I didn't even know there was champagne extract! Does it taste like champagne? I've had desserts with various liquors before but since this extract doesn't have alcohol, I doubt it tastes like liquor.

It's definitely an interesting idea. I'm not sure what to expect, but gingerbread cookies with champagne frosting sound pretty good for the holiday season.

And can champagne extract be used in cocktails too? Or would that be too weird?

Post 3

I love using champagne extract in frosting and filling. I don't like to add it into pastry, cookie or cake batters as much because I usually add other extracts like vanilla, almond or cocoa. I really enjoy the champagne flavor by itself and I don't want any other flavor to overwhelm it.

So I prefer to make frosting and filling with it instead. It's absolutely amazing as a topping for cupcakes and as a filling for pastries. I have a recipe for almond pastries with champagne cream filling. It's the most delicious pastry ever!

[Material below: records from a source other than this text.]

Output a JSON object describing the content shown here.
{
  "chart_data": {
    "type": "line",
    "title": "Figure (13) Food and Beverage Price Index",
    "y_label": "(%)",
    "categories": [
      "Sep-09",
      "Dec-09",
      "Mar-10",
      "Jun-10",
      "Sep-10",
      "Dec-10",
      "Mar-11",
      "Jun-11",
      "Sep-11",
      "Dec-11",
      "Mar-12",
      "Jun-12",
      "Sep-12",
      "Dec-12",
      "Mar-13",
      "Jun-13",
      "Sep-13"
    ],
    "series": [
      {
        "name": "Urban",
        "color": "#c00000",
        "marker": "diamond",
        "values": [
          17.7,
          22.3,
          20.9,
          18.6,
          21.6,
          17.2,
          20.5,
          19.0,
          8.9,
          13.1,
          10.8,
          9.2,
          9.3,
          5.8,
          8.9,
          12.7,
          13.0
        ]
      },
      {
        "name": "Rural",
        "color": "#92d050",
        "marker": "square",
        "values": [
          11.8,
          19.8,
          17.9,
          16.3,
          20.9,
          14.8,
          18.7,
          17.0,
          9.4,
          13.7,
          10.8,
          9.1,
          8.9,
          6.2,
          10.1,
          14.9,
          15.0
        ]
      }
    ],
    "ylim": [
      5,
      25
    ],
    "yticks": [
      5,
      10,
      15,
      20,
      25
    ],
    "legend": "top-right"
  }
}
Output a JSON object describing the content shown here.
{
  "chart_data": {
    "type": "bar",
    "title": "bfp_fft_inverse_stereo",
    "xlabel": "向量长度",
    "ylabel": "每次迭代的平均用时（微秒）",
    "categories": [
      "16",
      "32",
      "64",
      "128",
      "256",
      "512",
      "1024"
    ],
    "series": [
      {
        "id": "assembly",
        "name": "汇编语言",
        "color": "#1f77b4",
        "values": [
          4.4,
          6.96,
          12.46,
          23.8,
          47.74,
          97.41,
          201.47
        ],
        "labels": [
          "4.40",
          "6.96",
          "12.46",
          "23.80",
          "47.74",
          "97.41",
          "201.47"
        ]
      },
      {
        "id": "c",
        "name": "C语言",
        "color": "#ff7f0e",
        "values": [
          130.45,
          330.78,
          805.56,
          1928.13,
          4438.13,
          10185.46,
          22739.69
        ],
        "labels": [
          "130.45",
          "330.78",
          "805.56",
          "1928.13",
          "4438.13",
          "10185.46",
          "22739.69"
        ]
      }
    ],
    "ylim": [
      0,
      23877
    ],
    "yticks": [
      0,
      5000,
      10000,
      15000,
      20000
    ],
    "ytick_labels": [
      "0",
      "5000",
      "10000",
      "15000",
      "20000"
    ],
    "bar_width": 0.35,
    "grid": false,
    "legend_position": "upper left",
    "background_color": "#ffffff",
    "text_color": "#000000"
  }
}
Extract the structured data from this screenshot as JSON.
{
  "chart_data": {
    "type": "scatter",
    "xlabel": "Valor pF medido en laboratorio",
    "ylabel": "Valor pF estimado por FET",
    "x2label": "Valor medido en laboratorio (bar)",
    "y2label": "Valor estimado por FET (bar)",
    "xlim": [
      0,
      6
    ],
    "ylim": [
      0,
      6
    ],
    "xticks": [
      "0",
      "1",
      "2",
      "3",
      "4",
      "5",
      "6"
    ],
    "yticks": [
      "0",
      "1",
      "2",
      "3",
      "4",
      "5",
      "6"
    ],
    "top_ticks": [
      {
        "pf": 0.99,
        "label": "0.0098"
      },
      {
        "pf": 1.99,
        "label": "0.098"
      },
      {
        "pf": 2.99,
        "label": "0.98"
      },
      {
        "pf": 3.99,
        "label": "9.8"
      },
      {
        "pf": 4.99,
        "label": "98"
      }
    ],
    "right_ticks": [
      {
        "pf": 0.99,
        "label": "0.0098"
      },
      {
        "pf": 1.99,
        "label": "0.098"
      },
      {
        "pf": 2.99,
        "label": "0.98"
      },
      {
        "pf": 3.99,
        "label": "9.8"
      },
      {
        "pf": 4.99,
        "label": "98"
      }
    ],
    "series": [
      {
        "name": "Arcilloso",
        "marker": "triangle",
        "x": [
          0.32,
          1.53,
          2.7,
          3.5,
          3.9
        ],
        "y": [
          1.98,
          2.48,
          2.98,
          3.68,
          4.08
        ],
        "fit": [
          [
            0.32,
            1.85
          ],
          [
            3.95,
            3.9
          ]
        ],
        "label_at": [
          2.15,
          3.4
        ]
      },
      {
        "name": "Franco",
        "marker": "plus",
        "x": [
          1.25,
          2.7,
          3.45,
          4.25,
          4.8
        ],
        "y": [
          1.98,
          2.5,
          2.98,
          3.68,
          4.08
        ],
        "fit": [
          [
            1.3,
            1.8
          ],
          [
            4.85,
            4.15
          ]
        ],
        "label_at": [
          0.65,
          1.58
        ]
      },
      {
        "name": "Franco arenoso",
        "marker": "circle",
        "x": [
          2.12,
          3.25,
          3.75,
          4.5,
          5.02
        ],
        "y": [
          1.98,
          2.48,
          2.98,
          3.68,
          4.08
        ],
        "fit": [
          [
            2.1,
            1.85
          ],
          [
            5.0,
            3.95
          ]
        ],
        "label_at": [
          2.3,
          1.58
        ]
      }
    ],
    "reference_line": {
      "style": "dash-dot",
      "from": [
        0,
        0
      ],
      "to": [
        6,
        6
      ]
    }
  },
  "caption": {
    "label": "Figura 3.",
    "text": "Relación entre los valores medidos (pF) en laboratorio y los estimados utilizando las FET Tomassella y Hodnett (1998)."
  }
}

And champagne extract makes really nice special occasion desserts like for Valentines Day or for wedding anniversaries.

Post 2

@anon24504-- Have you tried stores selling baking supplies or gourmet shops like the article suggested?

If you still can't find it, you can definitely find it at online gourmet stores. They will ship it to you and it generally arrives in several days. If you are really short on time and need it for a recipe for a special occasion, you could use regular champagne as a replacement.

That happened to me one time. I didn't realize I was out of champagne extract and I was baking a birthday cake for my mom. So I ended up simmering champagne to get a more diluted version and used that instead. It doesn't work quite the same way as champagne

extract though. It loses the alcohol but the sugar remains and the flavor isn't as vibrant.

If you have time, I recommend ordering a bottle of champagne extract beforehand. One bottle goes a long way, it takes me like a year to get through a bottle of it. I only use it for baking.

Post 1

Where can champagne extract be purchased?